Universities represent the baseline in the Koch Network 3-step “structure of social change” – a plan for financing and promoting low-tax, low-regulation, small-state ideology drafted by Koch executive Richard Fink.
It involves first funding universities through courses, scholarships, lecture series, professorships, and the creation of in-house academic centres like the free-market Mercatus Center at George Mason, or Center for Growth and Opportunity at Utah.
Professors and researchers then create literature which can be picked up by think tanks – like the Cato Institute – and turned into policy proposals.
These ideas are then fed to the public through ‘grassroots’ campaign vehicles like the Koch-funded Americans for Prosperity, which put pressure on legislative bodies aided by Koch-backed policy-makers and candidates.
Koch’s influence has been accused by students of turning schools into “libertarian mouthpieces”, with mechanisms like the Koch Scholars programme (linked to Koch Industries, as opposed to the family foundation) criticised for promoting sympathetic reading lists, and vetted and funded “Koch professors” on university campuses producing work useful to Charles Koch’s enterprise, like attacking renewable energy.
In their book Free Speech and Koch Money: Manufacturing a Campus Culture War, Ralph Wilson and Isaac Kamola describe the Kochs’ relentless push into higher education as the development of an “academic ecosystem in which donor-preferred ideas can thrive. This ecosystem includes its own journals, conferences, professional organisations, and academic centres”.

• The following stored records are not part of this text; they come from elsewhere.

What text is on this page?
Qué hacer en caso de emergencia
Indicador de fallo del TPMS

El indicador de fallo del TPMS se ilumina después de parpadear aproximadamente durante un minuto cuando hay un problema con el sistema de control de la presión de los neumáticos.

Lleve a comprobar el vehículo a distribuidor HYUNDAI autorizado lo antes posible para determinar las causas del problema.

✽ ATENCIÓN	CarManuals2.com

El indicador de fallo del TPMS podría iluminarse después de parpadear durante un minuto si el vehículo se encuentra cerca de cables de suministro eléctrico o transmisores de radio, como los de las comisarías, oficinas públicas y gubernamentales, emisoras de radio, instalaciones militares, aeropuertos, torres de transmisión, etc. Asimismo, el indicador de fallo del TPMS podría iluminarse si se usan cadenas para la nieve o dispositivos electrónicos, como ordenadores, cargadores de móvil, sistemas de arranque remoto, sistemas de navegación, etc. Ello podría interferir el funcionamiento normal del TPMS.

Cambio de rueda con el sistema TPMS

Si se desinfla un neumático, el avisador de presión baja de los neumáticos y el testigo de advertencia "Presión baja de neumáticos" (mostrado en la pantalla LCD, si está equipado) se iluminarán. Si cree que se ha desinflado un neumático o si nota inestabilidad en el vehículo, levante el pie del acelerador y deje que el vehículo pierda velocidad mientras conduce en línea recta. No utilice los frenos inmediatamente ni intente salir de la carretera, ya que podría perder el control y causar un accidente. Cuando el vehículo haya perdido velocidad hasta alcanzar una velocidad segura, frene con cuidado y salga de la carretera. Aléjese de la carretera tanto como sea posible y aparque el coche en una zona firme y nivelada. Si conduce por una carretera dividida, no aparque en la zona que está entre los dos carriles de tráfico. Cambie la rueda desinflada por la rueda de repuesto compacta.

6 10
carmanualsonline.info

So influential is university funding from the network that the Kochs have in the past been able to influence the curriculum, and the hiring and firing of faculty staff (though the Foundation has expressed that this language related to outdated grant agreements).
In the UK, a previous investigation revealed that Koch funding had reached an entity called ‘Young Voices UK’, a public relations and talent scouting non-profit which “places a diverse roster of classical liberal writers under 35 in top media outlets”. Its parent organisation in the US was listed as a “Media and Journalism Fellowship Partner” of the Charles Koch Institute in 2019 and 2020, and Young Voices US executive director Casey Given was previously a policy analyst for Americans for Prosperity.
The Charles Koch Foundation was also revealed to have donated $300,000 to the US funding arm of reactionary UK publication Spiked Online to produce “public debates in the US about free speech, as part of its charitable activities”. The Managing Editor told the Guardian that the Foundation supports projects “on both the left and the right”. The funding was for the ‘Spiked UnSafe Space’ campus tour, boasting an “all-star free-speech line-up” of “un-PC provocateurs”.
A representative for the Charles Koch Foundation told Byline Times: “Scholars play an essential role in researching the challenges our world faces. We partner with a broad swath of academics, non-profit organisations, and universities that prioritise conducting world-class research, educating students, and protecting the free exchange of ideas. We believe academic freedom is paramount to discovery and we support our partners in pursuing their work, regardless of the outcome.”